Yolanda negó con la cabeza: "No vi nada... Porque cuando me di cuenta, ¡ya me habían sacado los ojos! ¡El dolor era tan intenso que deseaba morir! Escuché a Ángela decir que era mi merecido... Lo escuché claro como el agua... Stuardo, ¡no te estoy mintiendo! Ahora no me queda nada, ¡no tengo motivo para mentirte!"
"¿Su voz?" Stuardo dijo sorprendido, "¿Estás segura de que no te confundiste?"
"¡Imposible! ¡No puedo haberme confundido con su voz! ¡Porque la odio demasiado!" Yolanda agarraba la mano de Stuardo con fuerza, como si fuera su única salvación, "¡Stuardo! ¡Te juro que no te miento! Si te engañara, podrías descubrirlo fácilmente. Te suplico... por favor, por lo que tuvimos, ten compasión de mí..."
Stuardo miró los labios temblorosos y el rostro pálido de Yolanda, sintiéndose extremadamente abatido.
Su instinto le decía que Yolanda no estaba mintiendo.
Pero otra voz en su cabeza le recordaba que Ángela no podía haber hecho algo así.
"Yolanda, lo investigaré," prometió, "Cuida de tu salud mientras yo averiguo la verdad."
Yolanda negó con fuerza: "No... no voy a seguir viviendo así... Cuando llegue mi papá, me iré con él al país B. Voy a pedirle a un amigo que me ayude a conseguir la eutanasia. No puedo soportar seguir viviendo siendo ciega... Jajaja..."
Yolanda se reía, pero su risa se transformó en sollozos.
"No importa lo que descubras, ya no significa nada para mí. Porque estoy segura de que la voz era de Ángela. ¡Ella es la culpable! ¡No puede haber otro resultado!" Yolanda dijo entre lágrimas, "¡La esperaré en el infierno!"

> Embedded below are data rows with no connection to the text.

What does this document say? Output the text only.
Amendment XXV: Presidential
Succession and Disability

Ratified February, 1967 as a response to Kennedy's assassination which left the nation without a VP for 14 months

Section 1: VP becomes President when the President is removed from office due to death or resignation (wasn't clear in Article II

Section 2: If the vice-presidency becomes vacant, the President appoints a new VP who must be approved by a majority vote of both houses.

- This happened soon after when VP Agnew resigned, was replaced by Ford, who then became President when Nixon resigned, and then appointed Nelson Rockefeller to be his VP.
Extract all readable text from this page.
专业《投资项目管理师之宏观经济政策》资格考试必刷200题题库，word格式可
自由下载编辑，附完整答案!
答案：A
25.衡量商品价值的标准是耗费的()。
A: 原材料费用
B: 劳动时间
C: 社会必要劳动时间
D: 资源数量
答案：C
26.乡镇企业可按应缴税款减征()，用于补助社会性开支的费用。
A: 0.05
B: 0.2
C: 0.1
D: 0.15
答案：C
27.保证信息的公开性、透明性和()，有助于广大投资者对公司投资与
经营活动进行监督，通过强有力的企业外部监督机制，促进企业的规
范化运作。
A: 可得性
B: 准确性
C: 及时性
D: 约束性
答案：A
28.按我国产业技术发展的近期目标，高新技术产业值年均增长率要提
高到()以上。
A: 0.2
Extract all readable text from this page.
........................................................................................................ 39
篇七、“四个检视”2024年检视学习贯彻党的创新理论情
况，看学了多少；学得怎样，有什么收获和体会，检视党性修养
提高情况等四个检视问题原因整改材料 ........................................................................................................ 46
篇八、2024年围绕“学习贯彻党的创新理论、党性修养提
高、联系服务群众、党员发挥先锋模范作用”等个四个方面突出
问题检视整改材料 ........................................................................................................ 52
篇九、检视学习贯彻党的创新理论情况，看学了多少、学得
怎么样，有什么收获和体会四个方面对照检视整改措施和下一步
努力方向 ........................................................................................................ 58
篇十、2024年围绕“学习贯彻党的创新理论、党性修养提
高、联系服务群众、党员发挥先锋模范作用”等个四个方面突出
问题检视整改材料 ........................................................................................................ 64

Cuando Stuardo salió del hospital, ya había oscurecido completamente.
Pequeñas gotas de lluvia caían suavemente del cielo.
El guardaespaldas sostenía un paraguas sobre Stuardo.
Después de subir al coche, el guardaespaldas preguntó: "Jefe, ¿a dónde vamos?"
Stuardo tenía la mandíbula tensa y su voz sonaba fría: "A Río Estrella."
Yolanda solo pensaba en la muerte, ya ni siquiera le importaba el niño que llevaba dentro.
Tenía que encontrar a Ángela y preguntarle si realmente había sido ella.
Si no lo era, mejor. Pero si lo era, ¿por qué había sido tan cruel?